The Blogsphere system of record – not another blog search engine (or why Google got it wrong)
It is not enough to support finding blogs that contains a submitted word or a phrase. It is not enough even to find tagged blogs. This is just one use case out of many to support the blogging world.
If you want to support the blogger you need to look at the entire picture. Google, building Blog Search, continued to index blogs content the same way it did for web sites, not so useful and you’ll see why in a minute, but Technorati on the other hand got it right from the start.
Let me start by defining the term “System of Records”: the wikipedia’s definition for the system of record is correct but maybe too abstract. The key element is that the system of records contains both the raw data (the content) plus the metadata that help to support different business use.
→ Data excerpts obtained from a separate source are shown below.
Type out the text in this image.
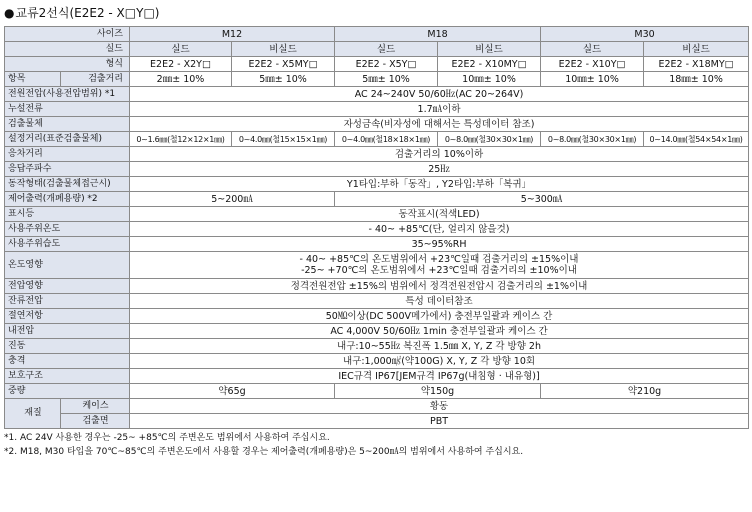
●교류2선식(E2E2 - X□Y□)
사이즈		M12		M18		M30	
실드		실드	비실드	실드	비실드	실드	비실드
형식		E2E2 - X2Y□	E2E2 - X5MY□	E2E2 - X5Y□	E2E2 - X10MY□	E2E2 - X10Y□	E2E2 - X18MY□
항목	검출거리	2㎜± 10%	5㎜± 10%	5㎜± 10%	10㎜± 10%	10㎜± 10%	18㎜± 10%
전원전압(사용전압범위) *1		AC 24~240V 50/60㎐(AC 20~264V)					
누설전류		1.7㎃이하					
검출물체		자성금속(비자성에 대해서는 특성데이터 참조)					
설정거리(표준검출물체)		0~1.6㎜(철12×12×1㎜)	0~4.0㎜(철15×15×1㎜)	0~4.0㎜(철18×18×1㎜)	0~8.0㎜(철30×30×1㎜)	0~8.0㎜(철30×30×1㎜)	0~14.0㎜(철54×54×1㎜)
응차거리		검출거리의 10%이하					
응답주파수		25㎐					
동작형태(검출물체접근시)		Y1타입:부하「동작」, Y2타입:부하「복귀」					
제어출력(개폐용량) *2		5~200㎃		5~300㎃			
표시등		동작표시(적색LED)					
사용주위온도		- 40~ +85℃(단, 얼리지 않을것)					
사용주위습도		35~95%RH					
온도영향		- 40~ +85℃의 온도범위에서 +23℃일때 검출거리의 ±15%이내
-25~ +70℃의 온도범위에서 +23℃일때 검출거리의 ±10%이내					

전압영향		정격전원전압 ±15%의 범위에서 정격전원전압시 검출거리의 ±1%이내					
잔류전압		특성 데이터참조					
절연저항		50㏁이상(DC 500V메가에서) 충전부일괄과 케이스 간					
내전압		AC 4,000V 50/60㎐ 1min 충전부일괄과 케이스 간					
진동		내구:10~55㎐ 복진폭 1.5㎜ X, Y, Z 각 방향 2h					
충격		내구:1,000㎨(약100G) X, Y, Z 각 방향 10회					
보호구조		IEC규격 IP67[JEM규격 IP67g(내침형 · 내유형)]					
중량		약65g		약150g		약210g	
재질	케이스	황동					
	검출면	PBT					
*1. AC 24V 사용한 경우는 -25~ +85℃의 주변온도 범위에서 사용하여 주십시요.
*2. M18, M30 타입을 70℃~85℃의 주변온도에서 사용할 경우는 제어출력(개폐용량)은 5~200㎃의 범위에서 사용하여 주십시요.
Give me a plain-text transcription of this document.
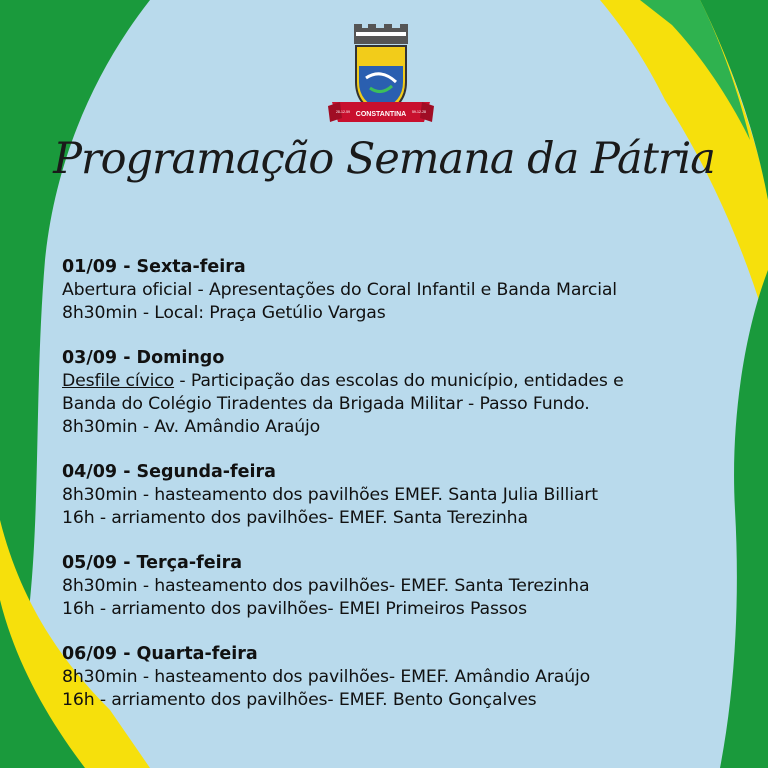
CONSTANTINA
28-12-59	59-12-28
Programação Semana da Pátria
01/09 - Sexta-feira
Abertura oficial - Apresentações do Coral Infantil e Banda Marcial
8h30min - Local: Praça Getúlio Vargas
03/09 - Domingo
Desfile cívico - Participação das escolas do município, entidades e
Banda do Colégio Tiradentes da Brigada Militar - Passo Fundo.
8h30min - Av. Amândio Araújo
04/09 - Segunda-feira
8h30min - hasteamento dos pavilhões EMEF. Santa Julia Billiart
16h - arriamento dos pavilhões- EMEF. Santa Terezinha
05/09 - Terça-feira
8h30min - hasteamento dos pavilhões- EMEF. Santa Terezinha
16h - arriamento dos pavilhões- EMEI Primeiros Passos
06/09 - Quarta-feira
8h30min - hasteamento dos pavilhões- EMEF. Amândio Araújo
16h - arriamento dos pavilhões- EMEF. Bento Gonçalves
The difference between Technorati and Google is that Google has the raw data and some indexes. Technorati has the content and the rich metadata!
Why is this metadata so important? To answer this question we need to understand what bloggers are doing.
So what bloggers are doing?
Most bloggers are driven by clear objective(s) and look for supporting services to accomplished them. They like to be seeing, i.e. to find readers, to be able to interact with their readers. They like to co-operate with other bloggers or to react to other blog post. Bloggers like to share content with others. Bloggers love comments, traffic and communities.
If you agree with me here then you’ll agree that it is not enough to show you a list of blog post that contains the word “system of records”.
So what do we have today supporting the blogsphere:
- Blog authoring tools like WordPress, Blogger, Typepad and more that help us write, present, organize, tag, bookmark content and to make the connections between the blogger and its community (different gadget and plug ins(like the one for Facebook and Yahoo’s MyBlogLog).
- Social networks and bookmarking that help to socialize new posts – I won’t even bother listing the numerous options in this category.
- Readers and news aggregators to scale reading new posts
- Blog search engines and directories
- Technorati and StumbleUpon that does few more things
The few more things that Technorati does:
- Make the connection between the blog and the blogger’s profile – allow bloggers to claim a blog
- Show reactions to the blog posts – blog authority
- Show what is hot (what’s percolating in the blog world now)
- Show the top 100 blogs
- Rank blogs relative to other blogs
- Categorize blogs (directory)
- Show what is popular and uprising
- Finding new content and keeping the existing information current – spider, pinging
To provide these capabilities Technorati has to collect, build, update and store a lot of information beyond the actual blogs content. I would claim that Technorati holds toady the best blogsphere system of record. And I would add that they organize the data in such a way that Technorati are now capable of supporting new business use cases.
One example I can think of is adding a function where the focus is changed from the blog post to the bloggers providing bloggers segmentation tool. One combination is finding bloggers from a certain category (technology, video stream), rank (mid to top), and preferred media (audio, video).
I plan to write another post to discuss bloggers clustering in more details with the intention to show what additional meta data can be added to the blogsphere system of record. Hopefully with new data new business use cases can be supported.
Full discloser: I don’t work or invested in Technorati I just appreciate people that appreciate data and treat it the right way:)